All tuples in the table block are visible to everybody means

  • each row/tuple/item of the block is visible to everybody : rely on blog post - I didn't find how rto query it
    • means no uncommitted transaction can see this entry => the transaction has been started after this row version has been updated (xmax)
    • it is stored in the row header
    • it is set by any read query
  • all the rows means :
    • each and every row, from each and any block, are visible to everybody
    • it is stored in the table visibility map (VM), all_visible bit
    • it is set by VACUUM (not full)

Visibility map statistics

SELECT
   relname         table_name
   ,relpages       block_count          -- Number of pages
   ,relallvisible  all_visible_block_count   -- Number of pages that are visible to all transactions
   ,TRUNC(relallvisible / relpages) * 100 || ' %' pct_visible
FROM pg_class
WHERE 1=1
    AND relname = 'mytable'
    --AND relpages <> 0

Killed index tuples, aka simple index deletion

Index leaf entries :

  • can be marked as dead (pointing to a dead item in heap);
  • by a heap fetch following an index scan;
  • so next index scan can skip it (no heap fetch).

Postgresql doc

Not all deletion operations that are performed within B-Tree indexes are bottom-up deletion operations. There is a distinct category of index tuple deletion: simple index tuple deletion. This is a deferred maintenance operation that deletes index tuples that are known to be safe to delete (those whose item identifier's LP_DEAD bit is already set). Like bottom-up index deletion, simple index deletion takes place at the point that a page split is anticipated as a way of avoiding the split.

Cybertec

To avoid redundancy and to keep index tuples small, the visibility information is not stored in the index. The status of an index tuple is determined by the heap tuple it points to, and both are removed by VACUUM at the same time. As a consequence, an index scan has to inspect the heap tuple to determine if it can “see” an entry. This is the case even if all the columns needed are in the index tuple itself. Even worse, this “heap access” will result in random I/O, which is not very efficient on spinning disks.

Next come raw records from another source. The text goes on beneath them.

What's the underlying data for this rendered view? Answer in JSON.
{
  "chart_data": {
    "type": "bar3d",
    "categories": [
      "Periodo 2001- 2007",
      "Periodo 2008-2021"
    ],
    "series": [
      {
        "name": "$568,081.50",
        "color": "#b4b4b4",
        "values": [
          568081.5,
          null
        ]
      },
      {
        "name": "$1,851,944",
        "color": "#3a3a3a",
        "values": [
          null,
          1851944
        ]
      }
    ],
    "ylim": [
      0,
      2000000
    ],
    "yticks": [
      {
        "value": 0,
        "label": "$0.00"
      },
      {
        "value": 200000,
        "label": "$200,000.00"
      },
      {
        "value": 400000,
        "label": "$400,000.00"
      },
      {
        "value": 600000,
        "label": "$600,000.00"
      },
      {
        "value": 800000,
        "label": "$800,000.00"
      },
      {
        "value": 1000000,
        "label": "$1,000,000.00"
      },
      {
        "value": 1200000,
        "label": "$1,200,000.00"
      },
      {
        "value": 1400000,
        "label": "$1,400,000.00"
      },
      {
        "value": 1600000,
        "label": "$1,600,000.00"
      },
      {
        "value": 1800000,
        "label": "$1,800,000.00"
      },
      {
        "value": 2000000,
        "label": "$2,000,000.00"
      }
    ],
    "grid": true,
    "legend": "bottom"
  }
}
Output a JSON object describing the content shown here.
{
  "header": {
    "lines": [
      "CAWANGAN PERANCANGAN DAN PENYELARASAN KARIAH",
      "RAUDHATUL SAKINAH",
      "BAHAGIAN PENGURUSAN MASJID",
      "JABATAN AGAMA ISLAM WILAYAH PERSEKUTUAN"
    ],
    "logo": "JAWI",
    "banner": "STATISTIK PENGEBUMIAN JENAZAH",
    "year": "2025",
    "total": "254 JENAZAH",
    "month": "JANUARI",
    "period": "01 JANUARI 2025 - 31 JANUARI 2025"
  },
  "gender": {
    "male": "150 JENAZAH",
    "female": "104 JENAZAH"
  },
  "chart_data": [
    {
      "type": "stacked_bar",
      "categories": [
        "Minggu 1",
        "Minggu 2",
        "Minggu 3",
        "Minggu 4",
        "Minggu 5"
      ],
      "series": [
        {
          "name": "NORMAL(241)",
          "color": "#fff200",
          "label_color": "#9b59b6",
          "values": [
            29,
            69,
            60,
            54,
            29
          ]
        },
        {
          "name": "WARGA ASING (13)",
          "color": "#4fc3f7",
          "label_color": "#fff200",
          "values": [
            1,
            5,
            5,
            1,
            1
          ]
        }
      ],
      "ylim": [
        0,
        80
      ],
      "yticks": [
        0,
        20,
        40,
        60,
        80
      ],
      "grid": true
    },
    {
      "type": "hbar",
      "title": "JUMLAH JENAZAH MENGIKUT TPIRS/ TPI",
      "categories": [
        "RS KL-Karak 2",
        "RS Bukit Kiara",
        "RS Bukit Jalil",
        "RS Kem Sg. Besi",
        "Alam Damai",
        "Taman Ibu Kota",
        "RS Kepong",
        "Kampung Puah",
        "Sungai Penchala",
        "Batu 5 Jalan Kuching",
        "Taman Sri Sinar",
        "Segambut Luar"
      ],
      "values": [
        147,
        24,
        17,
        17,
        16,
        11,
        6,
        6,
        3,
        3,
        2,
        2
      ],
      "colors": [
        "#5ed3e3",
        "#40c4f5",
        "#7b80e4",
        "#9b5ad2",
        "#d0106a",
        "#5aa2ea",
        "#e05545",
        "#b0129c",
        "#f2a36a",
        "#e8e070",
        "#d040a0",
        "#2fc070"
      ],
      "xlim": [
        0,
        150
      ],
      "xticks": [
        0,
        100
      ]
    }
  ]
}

This makes index scans in PostgreSQL more expensive than in other database management systems that use a different architecture. To mitigate that, several features have been introduced over the years (..)

When an index scan encounters an entry that points to a dead tuple in the table, it will mark the index entry as “killed”. Subsequent index scans will skip such entries, even before VACUUM can remove them.

Next time you encounter mysterious query run-time differences that cannot be explained by caching effects, consider killed index tuples as the cause. This may be an indication to configure autovacuum to run more often on the affected table, since that will get rid of the dead tuples and speed up the first query execution

But beware that even vacuum wil not necessarily remove dead items in heap / and indexes right away, so

  • the block will into become all-visible
  • no index-only-scan

We only skip index vacuuming when 2% or less of the table's pages have one or more LP_DEAD items -- bypassing index vacuuming as an optimization must not noticeably impede setting bits in the visibility map.

Cybertec

You can bypass though

VACUUM (INDEX_CLEANUP ON) mytable

Bottom-up index tuple deletion

Pg doc

Cybertec

“Bottom-up index tuple deletion” goes farther than the previous approaches: it deletes index entries that point to dead tuples right before an index page split is about to occur. This can reduce the number of index entries and avoid the expensive page split, together with the bloat that will occur later, when VACUUM cleans up.

it promises to provide a solid improvement for many workloads, especially those with lots of updates.